Tuesday, 29 July 2014

The loneliness of men

Full title: Good Bones
Author: Margaret Atwood
Genre: Fiction, collection of short-short stories
Attributes: 160 pages, paperback
Publisher: Virago (2010)
On the scale of Zero to OneZero (i.e. borrowed from local library)


What’s impressive at times in this collection of short-shorts is the extent to which men are left alone. In “Man at Sea”:
“women are replaced by water, by wind, by the ocean, shifting and treacherous.”
In “Alien Territory” (a story as dazzling as a birth), an alternative is on offer – the alternative to the patriarchal rise to prominence (the accepted version, that is). Here, too, men are alone in an almost odious invention of the species, alone and isolated, alone with nothing but their bare preconceptions:
“Five guys standing outside, pissing into a snowbank, a river, the underbush, pretending not to look down. Or maybe not looking down: gazing upwards, at the stars, which gives us the origins of astronomy.Anything to avoid comparisons, which aren’t so much odious as intimidating.And not only astronomy: quantum physics, engineering, laser technology, all numeration between zero and infinity. Something safely abstract, detached from you; a transfer of the obsession with size to anything at all.
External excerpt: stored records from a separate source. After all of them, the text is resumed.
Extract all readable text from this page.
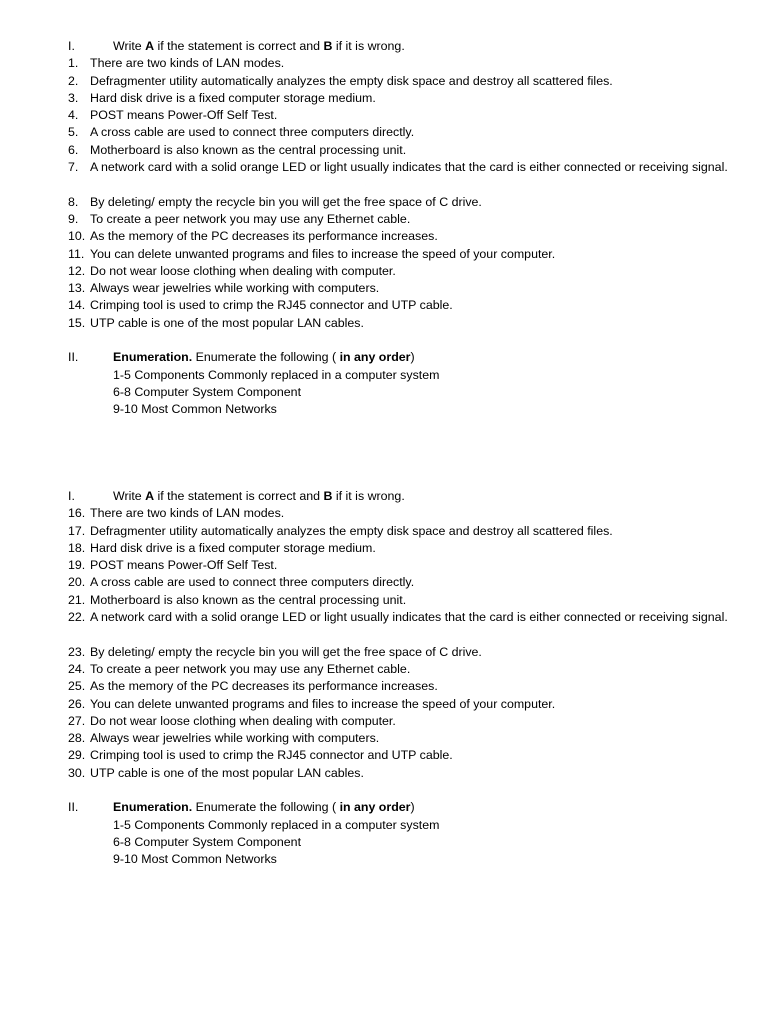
I.	Write A if the statement is correct and B if it is wrong.
1. There are two kinds of LAN modes.
2. Defragmenter utility automatically analyzes the empty disk space and destroy all scattered files.
3. Hard disk drive is a fixed computer storage medium.
4. POST means Power-Off Self Test.
5. A cross cable are used to connect three computers directly.
6. Motherboard is also known as the central processing unit.
7. A network card with a solid orange LED or light usually indicates that the card is either connected or receiving signal.
8. By deleting/ empty the recycle bin you will get the free space of C drive.
9. To create a peer network you may use any Ethernet cable.
10. As the memory of the PC decreases its performance increases.
11. You can delete unwanted programs and files to increase the speed of your computer.
12. Do not wear loose clothing when dealing with computer.
13. Always wear jewelries while working with computers.
14. Crimping tool is used to crimp the RJ45 connector and UTP cable.
15. UTP cable is one of the most popular LAN cables.
II.	Enumeration. Enumerate the following ( in any order)
1-5 Components Commonly replaced in a computer system
6-8 Computer System Component
9-10 Most Common Networks
I.	Write A if the statement is correct and B if it is wrong.
16. There are two kinds of LAN modes.
17. Defragmenter utility automatically analyzes the empty disk space and destroy all scattered files.
18. Hard disk drive is a fixed computer storage medium.
19. POST means Power-Off Self Test.
20. A cross cable are used to connect three computers directly.
21. Motherboard is also known as the central processing unit.
22. A network card with a solid orange LED or light usually indicates that the card is either connected or receiving signal.
23. By deleting/ empty the recycle bin you will get the free space of C drive.
24. To create a peer network you may use any Ethernet cable.
25. As the memory of the PC decreases its performance increases.
26. You can delete unwanted programs and files to increase the speed of your computer.
27. Do not wear loose clothing when dealing with computer.
28. Always wear jewelries while working with computers.
29. Crimping tool is used to crimp the RJ45 connector and UTP cable.
30. UTP cable is one of the most popular LAN cables.
II.	Enumeration. Enumerate the following ( in any order)
1-5 Components Commonly replaced in a computer system
6-8 Computer System Component
9-10 Most Common Networks
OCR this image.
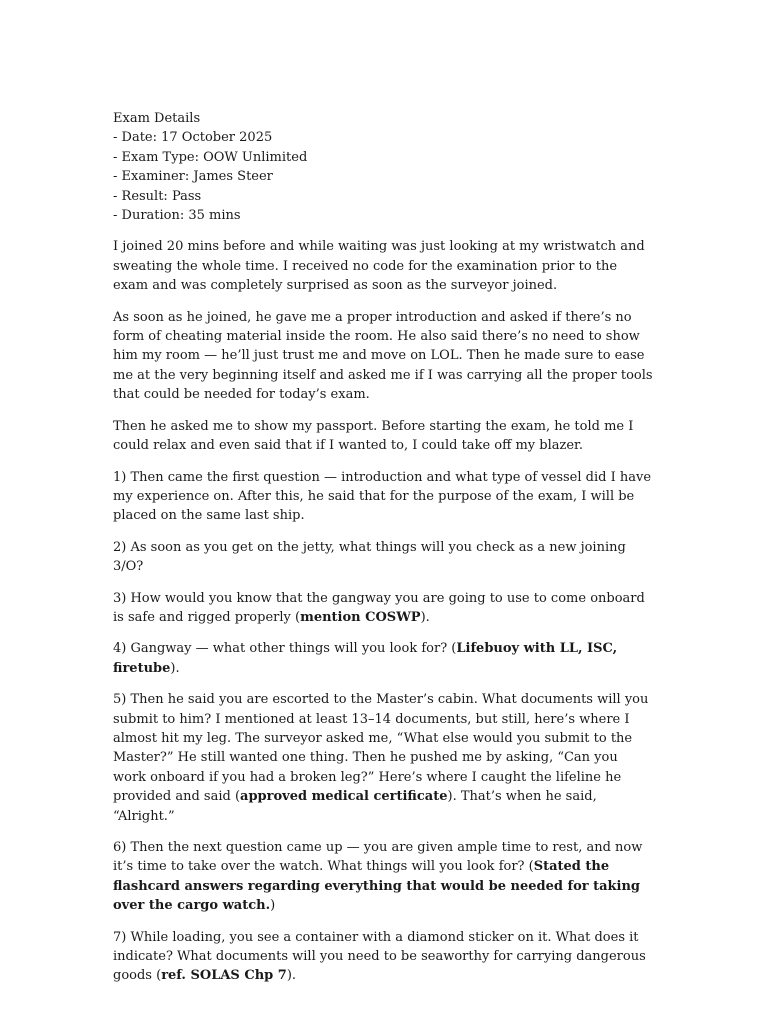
Exam Details
- Date: 17 October 2025
- Exam Type: OOW Unlimited
- Examiner: James Steer
- Result: Pass
- Duration: 35 mins

I joined 20 mins before and while waiting was just looking at my wristwatch and sweating the whole time. I received no code for the examination prior to the exam and was completely surprised as soon as the surveyor joined.

As soon as he joined, he gave me a proper introduction and asked if there’s no form of cheating material inside the room. He also said there’s no need to show him my room — he’ll just trust me and move on LOL. Then he made sure to ease me at the very beginning itself and asked me if I was carrying all the proper tools that could be needed for today’s exam.

Then he asked me to show my passport. Before starting the exam, he told me I could relax and even said that if I wanted to, I could take off my blazer.

1) Then came the first question — introduction and what type of vessel did I have my experience on. After this, he said that for the purpose of the exam, I will be placed on the same last ship.

2) As soon as you get on the jetty, what things will you check as a new joining 3/O?

3) How would you know that the gangway you are going to use to come onboard is safe and rigged properly (mention COSWP).

4) Gangway — what other things will you look for? (Lifebuoy with LL, ISC, firetube).

5) Then he said you are escorted to the Master’s cabin. What documents will you submit to him? I mentioned at least 13–14 documents, but still, here’s where I almost hit my leg. The surveyor asked me, “What else would you submit to the Master?” He still wanted one thing. Then he pushed me by asking, “Can you work onboard if you had a broken leg?” Here’s where I caught the lifeline he provided and said (approved medical certificate). That’s when he said, “Alright.”

6) Then the next question came up — you are given ample time to rest, and now it’s time to take over the watch. What things will you look for? (Stated the flashcard answers regarding everything that would be needed for taking over the cargo watch.)

7) While loading, you see a container with a diamond sticker on it. What does it indicate? What documents will you need to be seaworthy for carrying dangerous goods (ref. SOLAS Chp 7).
Lord, Lord, they measure everything: the height of the Great Pyramids, the rate of fingernail growth, the multiplication of viruses, the sands of the sea, the number of angels that can dance on the head of a pin. And then it’s only a short step to proving that God is a mathematical equation. Not a person. Not a body, Heaven forbid. Not one like yours. Not an earthbound one, not one with size and therefore pain.When you’re feeling blue, just keep on whistling. Just keep on measuring. Just don’t look down.”
So yes, indeed, these are stories in which, by and large, men get the sour end of the stick, if such thing could be said to exist; if anything else really exists beyond the unforgiving voice that’s telling their stories.
”I’m being unnecessariuly brutal, you say. Too blunt, too graphic.” (“Hardball”)
These are alternatives that have never been taken seriously, what with war and manly loneliness and pride and lack of sympathy, substitute-narrations which here and now are ceasing the day, stealing the show. “Why do men want to kill the bodies of other men?” A question – fundamental like a lot of other questions asked throughout the volume. And by way of a reply, a list of possible reasons (called “traditional reasons”):
“Loot. Territory. Lust of power. Hormones. Adrenalin high. Rage. God. Flag. Honour. Righteous anger. Revenge. Oppression. Slavery. Starvation. Defence of one’s life. Love; or, a desire to protect women and children. From what? From the bodies of other men.”
This is in the same story, “Alien Territory,” a text divided into seven parts, each with its own take on what a man’s body is or might be. A story which takes things so seriously they often seem comical, in their nonfictional plainness (and, of course, plenitude).
“Magazines for women have women’s bodies on the covers. Magazines for men have women’s bodies on the covers. When men appear on the covers of magazines, it’s magazines about money, or about world news.”
Margaret Atwood gives here away stories that read in the glimmer of a second or two. Half narrations, half riddles. Half serious nonfictions, half mad fantasy. Short-shorts, as many generic enthusiasts will call them; or incantations, poems-in-prose; but stories that feel seriously worked out (in the good sense of the word), their muscles sculptural and showing through, the artful hand of their author returned over and over upon their lambent bodies of words. Most importantly, though (as seen right here, one hopes) – with a style that grows contagious, a style that makes one speak with the cadences of the very stories one has just read. Good Bones. Very good Bones. If Bones were your dog, this would sound like an encouragement. Wouldn’t it?
“Today I speak to my bones as I would speak to a dog. […] Good bones, good bones, I coax, wondering how to reward them; if they will sit up for me, beg, roll over, do one more trick, once more.There. We’re at the top. Good bones! Good bones! Keep on going.”